Zona Netral PBB, Siprus. Creative commons [1].

Pada tanggal 20 November, Presiden Siprus Nicos Anastasiades dan pemimpin Siprus Turki Mustafa Akinci bertemu untuk kedua kalinya di Mont-Pelerin, Swiss, untuk melanjutkan pembicaraan mengenai isu Siprus. Pembicaraan itu, yang mana berlangsung selama dua hari, berakhir [2] tanpa kesepakatan dan mengakibatkan kedua belah pihak saling menyalahkan.

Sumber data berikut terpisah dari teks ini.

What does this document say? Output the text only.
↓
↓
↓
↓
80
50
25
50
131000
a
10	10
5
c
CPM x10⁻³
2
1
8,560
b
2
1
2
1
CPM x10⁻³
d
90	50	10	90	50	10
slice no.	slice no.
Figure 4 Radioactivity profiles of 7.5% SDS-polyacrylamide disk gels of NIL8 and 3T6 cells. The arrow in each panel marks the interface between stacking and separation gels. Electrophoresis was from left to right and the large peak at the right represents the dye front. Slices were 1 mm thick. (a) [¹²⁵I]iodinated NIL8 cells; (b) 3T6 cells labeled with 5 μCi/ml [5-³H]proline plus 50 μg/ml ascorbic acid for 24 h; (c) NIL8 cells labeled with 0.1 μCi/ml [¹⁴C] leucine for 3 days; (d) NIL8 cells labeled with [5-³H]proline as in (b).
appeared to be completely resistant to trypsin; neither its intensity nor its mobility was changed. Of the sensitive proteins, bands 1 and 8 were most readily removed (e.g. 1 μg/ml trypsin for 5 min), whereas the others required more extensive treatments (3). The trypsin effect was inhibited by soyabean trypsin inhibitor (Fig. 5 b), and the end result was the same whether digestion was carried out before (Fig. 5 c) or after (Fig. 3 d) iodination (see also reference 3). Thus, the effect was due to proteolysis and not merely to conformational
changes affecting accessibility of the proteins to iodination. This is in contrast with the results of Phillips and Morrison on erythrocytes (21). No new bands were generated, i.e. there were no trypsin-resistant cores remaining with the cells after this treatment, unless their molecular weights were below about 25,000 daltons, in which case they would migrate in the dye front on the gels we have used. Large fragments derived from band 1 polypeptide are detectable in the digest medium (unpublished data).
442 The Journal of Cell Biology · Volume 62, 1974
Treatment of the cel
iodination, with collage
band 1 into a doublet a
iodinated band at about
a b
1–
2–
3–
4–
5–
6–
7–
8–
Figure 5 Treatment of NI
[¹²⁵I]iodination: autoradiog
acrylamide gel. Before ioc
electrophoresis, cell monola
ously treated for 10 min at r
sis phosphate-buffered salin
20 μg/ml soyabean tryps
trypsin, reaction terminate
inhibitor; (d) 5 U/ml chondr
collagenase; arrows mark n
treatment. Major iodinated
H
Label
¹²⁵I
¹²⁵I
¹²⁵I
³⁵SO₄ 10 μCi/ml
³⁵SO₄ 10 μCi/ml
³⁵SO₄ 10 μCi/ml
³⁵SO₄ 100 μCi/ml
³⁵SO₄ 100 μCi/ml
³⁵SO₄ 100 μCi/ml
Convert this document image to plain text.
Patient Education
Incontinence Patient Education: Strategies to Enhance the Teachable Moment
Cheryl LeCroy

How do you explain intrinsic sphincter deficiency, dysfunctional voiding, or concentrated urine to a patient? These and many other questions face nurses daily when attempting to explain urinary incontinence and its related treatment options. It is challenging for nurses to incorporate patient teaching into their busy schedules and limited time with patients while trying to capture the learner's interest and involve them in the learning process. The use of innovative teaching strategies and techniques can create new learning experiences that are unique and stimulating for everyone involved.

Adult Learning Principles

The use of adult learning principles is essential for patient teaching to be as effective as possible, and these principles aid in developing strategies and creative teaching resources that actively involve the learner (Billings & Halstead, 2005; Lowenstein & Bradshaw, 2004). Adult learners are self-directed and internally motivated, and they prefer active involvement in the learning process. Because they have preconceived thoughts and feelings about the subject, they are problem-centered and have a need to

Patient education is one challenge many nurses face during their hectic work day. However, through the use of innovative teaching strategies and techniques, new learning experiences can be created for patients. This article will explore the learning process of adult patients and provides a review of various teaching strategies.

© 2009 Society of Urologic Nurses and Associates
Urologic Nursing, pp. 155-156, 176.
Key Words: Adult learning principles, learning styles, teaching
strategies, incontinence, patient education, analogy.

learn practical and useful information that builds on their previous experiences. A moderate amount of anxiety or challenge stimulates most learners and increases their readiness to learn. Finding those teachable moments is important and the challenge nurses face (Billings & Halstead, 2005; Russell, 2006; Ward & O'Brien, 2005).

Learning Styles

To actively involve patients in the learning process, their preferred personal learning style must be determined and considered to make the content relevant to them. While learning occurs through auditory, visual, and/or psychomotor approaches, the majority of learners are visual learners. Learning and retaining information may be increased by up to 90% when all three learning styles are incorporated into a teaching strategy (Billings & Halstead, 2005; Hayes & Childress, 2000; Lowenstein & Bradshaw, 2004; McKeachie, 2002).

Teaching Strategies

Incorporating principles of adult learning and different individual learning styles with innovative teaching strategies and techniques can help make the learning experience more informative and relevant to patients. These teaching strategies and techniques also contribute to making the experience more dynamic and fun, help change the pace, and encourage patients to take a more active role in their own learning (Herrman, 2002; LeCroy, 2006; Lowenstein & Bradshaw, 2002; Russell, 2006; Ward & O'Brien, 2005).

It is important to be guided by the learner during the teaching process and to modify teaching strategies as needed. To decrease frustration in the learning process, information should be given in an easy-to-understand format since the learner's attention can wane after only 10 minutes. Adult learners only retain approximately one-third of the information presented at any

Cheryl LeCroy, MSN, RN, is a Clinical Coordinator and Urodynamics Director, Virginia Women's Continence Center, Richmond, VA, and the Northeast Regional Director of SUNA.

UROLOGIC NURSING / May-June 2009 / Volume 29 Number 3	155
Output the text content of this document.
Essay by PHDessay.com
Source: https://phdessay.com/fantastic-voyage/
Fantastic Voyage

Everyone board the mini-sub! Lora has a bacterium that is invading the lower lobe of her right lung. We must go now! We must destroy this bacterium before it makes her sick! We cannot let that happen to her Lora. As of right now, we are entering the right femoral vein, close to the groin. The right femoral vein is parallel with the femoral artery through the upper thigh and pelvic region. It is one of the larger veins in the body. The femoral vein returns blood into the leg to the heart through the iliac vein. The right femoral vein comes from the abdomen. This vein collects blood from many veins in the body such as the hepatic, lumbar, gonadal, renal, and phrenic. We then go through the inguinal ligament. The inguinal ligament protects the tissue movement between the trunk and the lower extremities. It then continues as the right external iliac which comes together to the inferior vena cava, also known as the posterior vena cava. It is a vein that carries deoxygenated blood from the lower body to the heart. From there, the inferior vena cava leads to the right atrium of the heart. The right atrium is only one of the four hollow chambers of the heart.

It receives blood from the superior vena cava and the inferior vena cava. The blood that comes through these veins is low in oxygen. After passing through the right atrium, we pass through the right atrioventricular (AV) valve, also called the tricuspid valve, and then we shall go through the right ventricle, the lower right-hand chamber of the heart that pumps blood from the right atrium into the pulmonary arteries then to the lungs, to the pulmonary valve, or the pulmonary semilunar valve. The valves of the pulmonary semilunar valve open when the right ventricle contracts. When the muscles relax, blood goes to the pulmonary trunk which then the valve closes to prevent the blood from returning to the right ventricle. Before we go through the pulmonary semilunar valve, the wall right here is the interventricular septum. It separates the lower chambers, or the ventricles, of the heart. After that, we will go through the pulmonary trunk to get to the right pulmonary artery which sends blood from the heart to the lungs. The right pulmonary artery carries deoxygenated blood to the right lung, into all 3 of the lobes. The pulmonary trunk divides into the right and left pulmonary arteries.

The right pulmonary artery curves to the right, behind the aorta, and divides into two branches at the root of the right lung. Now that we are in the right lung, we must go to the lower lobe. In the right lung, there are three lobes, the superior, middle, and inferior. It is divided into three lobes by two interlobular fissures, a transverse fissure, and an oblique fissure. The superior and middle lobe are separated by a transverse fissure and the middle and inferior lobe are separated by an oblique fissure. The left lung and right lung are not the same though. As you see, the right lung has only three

Negara Siprus terbelah sejak tahun 1974, pasca invasi Turki yang dipicu oleh meningkatnya ketegangan antar etnis dan terjadinya kudeta di pulau Siprus, yang didukung oleh junta militer yang berkuasa di Yunani pada saat itu. Setelah invasi, pasukan Turki menetap di pulau itu dan Republik Turki Siprus Utara (TRNC)  mendeklarasikan diri secara sepihak, menjadi sebuah entitas yang hanya diakui oleh Turki, didirikan untuk memerintah bagian utara pulau itu. Sejak itu, telah dicapai sedikit kemajuan berkaitan dengan reunifikasi pulau di Mediterania ini. Negosiasi yang dilaksanakan sekarang ini dianggap [3] sebagai “kesempatan terakhir” untuk penyelesaian isu tersebut dengan sukses.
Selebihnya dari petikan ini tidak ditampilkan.